The late rally in cow prices did not stop the overall average price falling 1¢ to 7¢/kg. A lot of very plain condition dairy cows are coming onto the market, which has assisted in keeping the carcass weight price average at 245¢/kg. Better quality beef cows made from 115¢ to 138¢, and most of the dairy cows made between 95¢ and 132¢/kg. Bulls suffered large falls of as much as 22¢ as the A and B muscle bulls made from 120¢ to 157¢/kg.

West Australia

All sales yard larger numbers

The far north continues to receive reasonable falls of rainfall. These tropical lows have traversed southward with some flooding recorded in the Fitzroy Valley and at this stage a fair outlook exits for the season up there. The Pilbara and Gascoyne regions also have recorded reasonable rainfall. Further south, the Agricultural districts experienced a week of hot and humid conditions and these combined to create thunderstorms across much of the wheatbelt. Grass supplies continue to decline and supplementary feeding is now a necessity for many producers.

Saleyard numbers were all larger with the southwest area continuing to have additional regional weaner sales. Vealer turnoff continues to be very high as is usually the case at this time of year. The recent spate of very hot weather and high temperatures has impacted vealer condition with the majority showing definite signs of drying out.

Positively this week was the reopening of the State’s largest export processor and this has be a relief for the WA producer base. Heavy weight steer and heifer supplies continued to be minimal at physical markets. There were more normal levels of trade weight steers and heifers after the very limited supplies witnessed the previous week. Cow numbers also rebounded with improved volumes of pastoral drafts penned at Midland early in the week.
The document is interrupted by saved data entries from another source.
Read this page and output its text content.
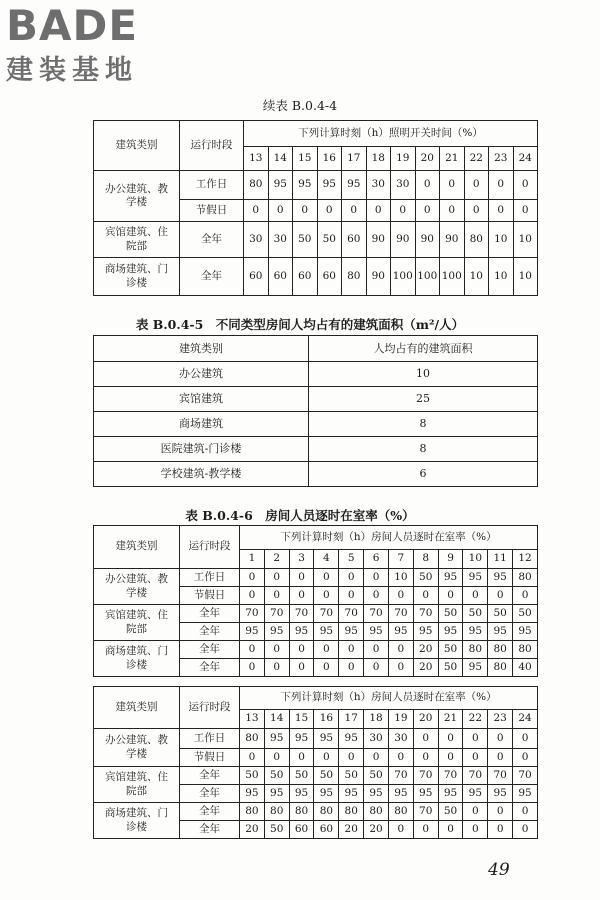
BADE
建装基地
续表 B.0.4-4
建筑类别	运行时段	下列计算时刻（h）照明开关时间（%）											
		13	14	15	16	17	18	19	20	21	22	23	24
办公建筑、教学楼	工作日	80	95	95	95	95	30	30	0	0	0	0	0
	节假日	0	0	0	0	0	0	0	0	0	0	0	0
宾馆建筑、住院部	全年	30	30	50	50	60	90	90	90	90	80	10	10
商场建筑、门诊楼	全年	60	60	60	60	80	90	100	100	100	10	10	10
表 B.0.4-5　不同类型房间人均占有的建筑面积（m²/人）
建筑类别	人均占有的建筑面积
办公建筑	10
宾馆建筑	25
商场建筑	8
医院建筑-门诊楼	8
学校建筑-教学楼	6
表 B.0.4-6　房间人员逐时在室率（%）
建筑类别	运行时段	下列计算时刻（h）房间人员逐时在室率（%）											
		1	2	3	4	5	6	7	8	9	10	11	12
办公建筑、教学楼	工作日	0	0	0	0	0	0	10	50	95	95	95	80
	节假日	0	0	0	0	0	0	0	0	0	0	0	0
宾馆建筑、住院部	全年	70	70	70	70	70	70	70	70	50	50	50	50
	全年	95	95	95	95	95	95	95	95	95	95	95	95
商场建筑、门诊楼	全年	0	0	0	0	0	0	0	20	50	80	80	80
	全年	0	0	0	0	0	0	0	20	50	95	80	40
建筑类别	运行时段	下列计算时刻（h）房间人员逐时在室率（%）											
		13	14	15	16	17	18	19	20	21	22	23	24
办公建筑、教学楼	工作日	80	95	95	95	95	30	30	0	0	0	0	0
	节假日	0	0	0	0	0	0	0	0	0	0	0	0
宾馆建筑、住院部	全年	50	50	50	50	50	50	70	70	70	70	70	70
	全年	95	95	95	95	95	95	95	95	95	95	95	95
商场建筑、门诊楼	全年	80	80	80	80	80	80	80	70	50	0	0	0
	全年	20	50	60	60	20	20	0	0	0	0	0	0
49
Trade competition was generally more active, while feeder demand increased quite sharply in comparison to what has been witnessed since entry into the New Year. Live export demand remains very with solid shipping schedules currently in place.

Cow market rebounds

There remained a reasonable percentage of heavy weight vealers available, despite medium and lightweights dominating yardings. Generally all classes recorded an increase in feeder demand that saw the majority receive rate rises of 5¢/kg with medium steers and heifers realising the largest rates increases. Lightweight heifers continue to struggle for competition in comparison to heavier classes, but still enjoyed dearer prices. Some agents have suggested that the current high turnoff of vealers will end shortly with the majority being sold by the end of this month. The larger supplies of trade weight yearling steers and heifers were of a reasonable quality. The weaker trade competition on steers realised last week rebounded and subsequently rates rose by approximately 10¢/kg lwt, while trade weight grass finished yearling heifer rates remained firm.

Heavy weight steer and bullock rates were quoted at higher levels due to an increase in processor demand.

The larger supplies of cows realised solid processor competition, while Bos Indicus breeds of pastoral cows enjoyed a live export interest that lifted rates between 4¢ and 6¢/kg. The medium and lightweight cows received ongoing restocker interest.